Mild Brain Injury and/or Spinal Cord Compression Subluxation

By L. Ted Frigard, DC, PhC
Spinal cord compression subluxations usually occur in a vehicle accident, when the head strikes the windshield, dashboard, steering wheel, headrest, door frame or window, and/or the head is struck by the explosion of the air bag. The spinal cord is thickest in the upper cervical region where it completely fills the spinal canal. The spinal cord is insensitive to pain and is often overlooked. If injured, it may become swollen, creating symptoms indistinguishable from mild brain injury.

Spinal Cord Compression Subluxation from Mild Brain Injury

Spinal cord compression subluxation will most often occur in the upper cervical region, which is freely movable, and the slightest displacement can result in impingement. For example, the skull articulates on the condyles of the occiput with the upper surfaces of the lateral masses of the atlas vertebra. In a whiplash-type injury, the head often is snapped backward toward the impact. Just as the condyles reach the limits of its articulation with the atlas, the head strikes the headrest, causing a pincher-type movement between the foramen magnum and the lateral masses compressing the spinal cord. The force of the impact of this injury may cause an occipitoatlantoaxial subluxation which may put mechanical pressure on the spinal cord. This traumatic joint lock may cause residual symptoms, creating confusion between a spinal cord compression subluxation and/or mild brain injury.

Mild Brain Injury

While the exterior skull is smooth, the inner surface contains ribbing, ridges and pronounced bony structures. The brain may be damaged by bouncing off the interior of the skull. Impact with the inner surface of the skull may cause bruising and swelling that often results in mild brain damage. This is often diagnosed as a brain concussion with post-concussion syndrome by the treating physician, who often assures the patient that a brain concussion is a reversible type of injury and that it will only be matter of time until they experience a complete medical recovery.

Brain Concussion

Traumatic brain concussion is divided into three divisions:

Grade I: When the trauma occurs, the injured person feels confusion and disorientation briefly, less than 15 minutes.

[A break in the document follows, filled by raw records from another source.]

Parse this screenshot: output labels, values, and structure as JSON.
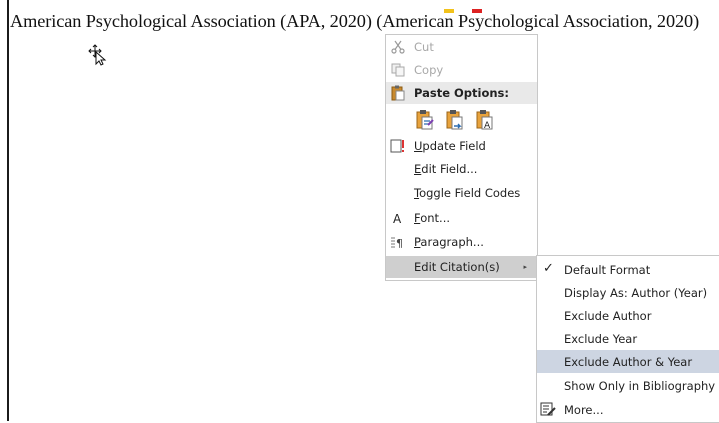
{
  "document": {
    "citation_text": "American Psychological Association (APA, 2020) (",
    "field_text": "American Psychological Association, 2020)"
  },
  "context_menu": {
    "items": [
      {
        "label": "Cut",
        "icon": "scissors-icon",
        "disabled": true
      },
      {
        "label": "Copy",
        "icon": "copy-icon",
        "disabled": true
      },
      {
        "label": "Paste Options:",
        "icon": "paste-icon"
      },
      {
        "label": "Update Field",
        "icon": "update-field-icon"
      },
      {
        "label": "Edit Field...",
        "icon": ""
      },
      {
        "label": "Toggle Field Codes",
        "icon": ""
      },
      {
        "label": "Font...",
        "icon": "font-icon"
      },
      {
        "label": "Paragraph...",
        "icon": "paragraph-icon"
      },
      {
        "label": "Edit Citation(s)",
        "icon": "",
        "has_submenu": true
      }
    ],
    "submenu_arrow": "▸"
  },
  "citation_submenu": {
    "items": [
      {
        "label": "Default Format",
        "checked": true
      },
      {
        "label": "Display As: Author (Year)"
      },
      {
        "label": "Exclude Author"
      },
      {
        "label": "Exclude Year"
      },
      {
        "label": "Exclude Author & Year",
        "highlighted": true
      },
      {
        "label": "Show Only in Bibliography"
      },
      {
        "label": "More...",
        "icon": "edit-citation-icon"
      }
    ],
    "check_mark": "✓"
  },
  "colors": {
    "menu_highlight": "#cfcfcf",
    "submenu_highlight": "#cdd5e2",
    "paste_header_bg": "#e9e9e9",
    "icon_orange": "#e8a33d",
    "icon_blue": "#2b6cb0"
  }
}
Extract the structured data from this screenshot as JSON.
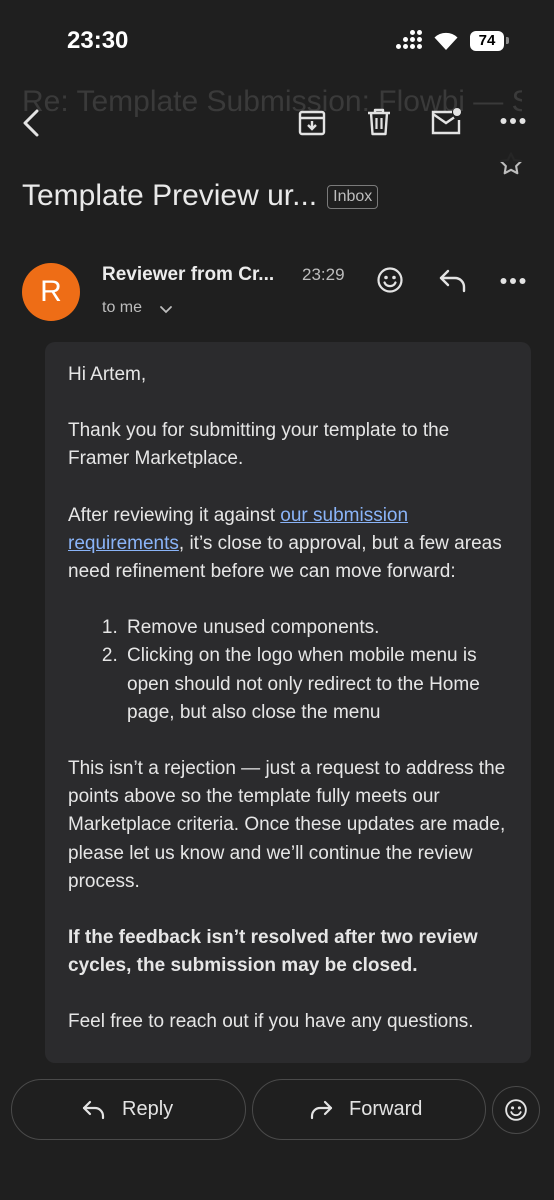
{
  "status_bar": {
    "time": "23:30",
    "battery": "74"
  },
  "thread": {
    "ghost_subject": "Re: Template Submission: Flowbi — SaaS Landing Page",
    "subject": "Template Preview ur...",
    "label": "Inbox"
  },
  "message": {
    "avatar_letter": "R",
    "sender": "Reviewer from Cr...",
    "time": "23:29",
    "to": "to me",
    "greeting": "Hi Artem,",
    "para1": "Thank you for submitting your template to the Framer Marketplace.",
    "para2_before": "After reviewing it against ",
    "para2_link": "our submission requirements",
    "para2_after": ", it’s close to approval, but a few areas need refinement before we can move forward:",
    "list": [
      "Remove unused components.",
      "Clicking on the logo when mobile menu is open should not only redirect to the Home page, but also close the menu"
    ],
    "para3": "This isn’t a rejection — just a request to address the points above so the template fully meets our Marketplace criteria. Once these updates are made, please let us know and we’ll continue the review process.",
    "para4": "If the feedback isn’t resolved after two review cycles, the submission may be closed.",
    "para5": "Feel free to reach out if you have any questions."
  },
  "actions": {
    "reply": "Reply",
    "forward": "Forward"
  },
  "icons": [
    "back-icon",
    "archive-icon",
    "delete-icon",
    "mark-unread-icon",
    "more-icon",
    "star-icon",
    "emoji-icon",
    "reply-icon",
    "forward-icon",
    "chevron-down-icon"
  ],
  "colors": {
    "background": "#1f1f1f",
    "card": "#2b2b2d",
    "avatar": "#ee6d16",
    "link": "#8ab4f8"
  }
}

Grade II: When the trauma occurs, the injured person feels confusion and disorientation for more than 15 minutes.

Grade III: The injured person is unconscious. This is generally the most serious brain damage. The longer the person is unconscious, the greater the brain injury.

Post-Concussion Syndrome

Post-concussion syndrome presents with fatigue, headaches, dizziness, sensory dysfunction, reduced coordination, spasticity and sexual dysfunction; memory losses, slowed thinking and inability to express oneself, trouble organizing thoughts, difficulty selecting and recalling works, learning new information and retaining it; problems in concentrating, difficulty in perceiving, sequencing, judgment, communication, impaired writing and reading skills; anxiety, depression, loss of empathy, depressed motivation, emotional volatility and short temper, getting lost, confusion and agitation. Chronic fatigue syndrome is the most common diagnosis in two-thirds of these case, and minimal to moderate symptoms will vary dramatically.

Brain Injury

The human brain is an extraordinary organ. It consists of billions of microscopic fibers suspended in cerebrospinal fluid. When the brain is subjected to the forces of a whiplash injury, it often causes some fibers to become twisted and entangled. This may cause a disorganization of the nerve fibers and disorientation of that section of the brain. After injury, there often is a thickening of the protein and plaque forms. This is not readily seen on the MRI, but years later it may appear as a clear spot on the MRI in the area of brain injury.

Memory Malfunction

Memory consists of a few thousand brain cells firing in a particular, established pattern. Language is so complex that nouns are processed in one part of the brain and verbs in another. An area in the temporal lobe pulls together information about the names of objects, animals and people. Because the brain is compartmentalized, injuries to the brain may cause bizarre symptoms. For example, when prompted with Denver, the patient may respond with Colorado, but when asked to name a city in Colorado, the patient may go blank.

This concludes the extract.